Randy Revelle, vice-president of the Washington Hospital Association and chairman of the 126-organization Washington Coalition for Mental Health Parity, says the coalition plans to go back to the legislature in two years to fight for inclusion of small-businesses and individual policies under the new law. However, neither Washington nor any other state can currently mandate coverage for those in employer-insured plans. The federal Employee Retirement Income Security Act of 1974 (ERISA) exempts self-insured plans from state-level regulation. However, Revelle says he's noticed an interesting trend-since the legislation passed, a number of Washington's big self-insured employers have begun offering parity on their own.
Oregon also enacted a comprehensive parity law. Advocates went one step further by securing inclusion of substance abuse services in their legislation. The Oregon law also applies to individual and small-business plans.
The South Carolina and Iowa legislatures passed "diagnosis-specific" bills. These bills require patients to receive a diagnosis for a specific mental illness-such as major depression, bipolar disorder or schizophrenia-to receive parity coverage for their mental health care. South Carolina, however, provided full parity to its state employees in 2002.
Other states made progress as well. Illinois added post-traumatic stress disorder to its list of covered diagnoses. Hawaii added delusional disorder, major depression, obsessive-compulsive disorder and dissociative disorder to its current parity law. Meanwhile, Maryland removed from its parity law a provision that allowed the exclusion of psychological and neuropsychological testing from coverage.

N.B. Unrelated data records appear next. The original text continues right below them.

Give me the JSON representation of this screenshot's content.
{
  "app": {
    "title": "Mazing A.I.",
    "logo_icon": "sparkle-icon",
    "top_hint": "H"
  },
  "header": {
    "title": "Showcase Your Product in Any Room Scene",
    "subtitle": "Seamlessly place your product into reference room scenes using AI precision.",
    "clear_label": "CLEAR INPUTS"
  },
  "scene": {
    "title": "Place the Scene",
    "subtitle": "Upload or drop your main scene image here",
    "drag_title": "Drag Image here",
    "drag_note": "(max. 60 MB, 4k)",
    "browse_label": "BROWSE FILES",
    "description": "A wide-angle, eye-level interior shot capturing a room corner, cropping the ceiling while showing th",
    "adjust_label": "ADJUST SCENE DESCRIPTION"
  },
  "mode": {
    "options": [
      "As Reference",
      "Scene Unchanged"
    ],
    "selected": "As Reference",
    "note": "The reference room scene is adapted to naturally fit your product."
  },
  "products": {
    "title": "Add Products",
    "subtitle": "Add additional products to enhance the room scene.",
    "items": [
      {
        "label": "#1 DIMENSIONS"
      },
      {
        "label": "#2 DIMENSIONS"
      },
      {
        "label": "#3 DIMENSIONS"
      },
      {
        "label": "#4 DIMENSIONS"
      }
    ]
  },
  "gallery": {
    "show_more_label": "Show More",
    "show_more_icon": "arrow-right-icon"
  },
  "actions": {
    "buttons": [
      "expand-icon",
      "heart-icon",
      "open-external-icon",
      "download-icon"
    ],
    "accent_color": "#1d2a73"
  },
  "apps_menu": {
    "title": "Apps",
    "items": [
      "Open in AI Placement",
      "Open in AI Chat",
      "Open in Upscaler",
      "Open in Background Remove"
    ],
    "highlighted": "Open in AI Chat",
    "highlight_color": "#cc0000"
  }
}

Testing and evaluation advances
Psychology professionals expanded their practice authority in Colorado and Arkansas. Colorado passed a law recognizing psychologists' ability to perform competency-to-stand-trial evaluations in juvenile cases. And Arkansas passed a law allowing the use of technicians by neuropsychologists. CAPP provided funding for these initiatives.
Funding is frequently a challenge when it comes to psychological services, explains Sullivan. Medicaid is a particular problem because it is the largest item in a state's budget. As a result, it's common for states to try and trim Medicaid budgets, by eliminating "optional" services such as psychological treatment. This means that state associations have to fight to get them reinstated, Sullivan notes.
Once again, after sustained grassroots action by the New York State Psychological Association, the legislature reversed the governor's budget proposal and kept psychology in its Medicaid program. And this year, overcoming significant obstacles, Texas succeeded in having its psychological services restored.
Hospital practice regulations
Finally, California's Department of Health Services (DHS) granted psychologists most of the same privileges in acute care state hospital facilities that psychiatrists have, including the ability to admit, diagnose and discharge patients. These regulations are the result of advocacy by Psychology Shield, a nonprofit organization-supported by the APA Practice Organization and others-devoted to improving patient care in California's state-operated mental hospitals, and the California Psychological Association (CPA).
However, the state psychiatric association and psychiatric union have filed a lawsuit against DHS challenging the regulations-attempting to block psychologists from exercising these privileges.
The APA Practice Organization will provide Psychology Shield and CPA with any necessary assistance in helping DHS defend against the psychiatrists' lawsuit, notes Alan Nessman, special counsel for the APA Practice Directorate's Office of Legal and Regulatory Affairs.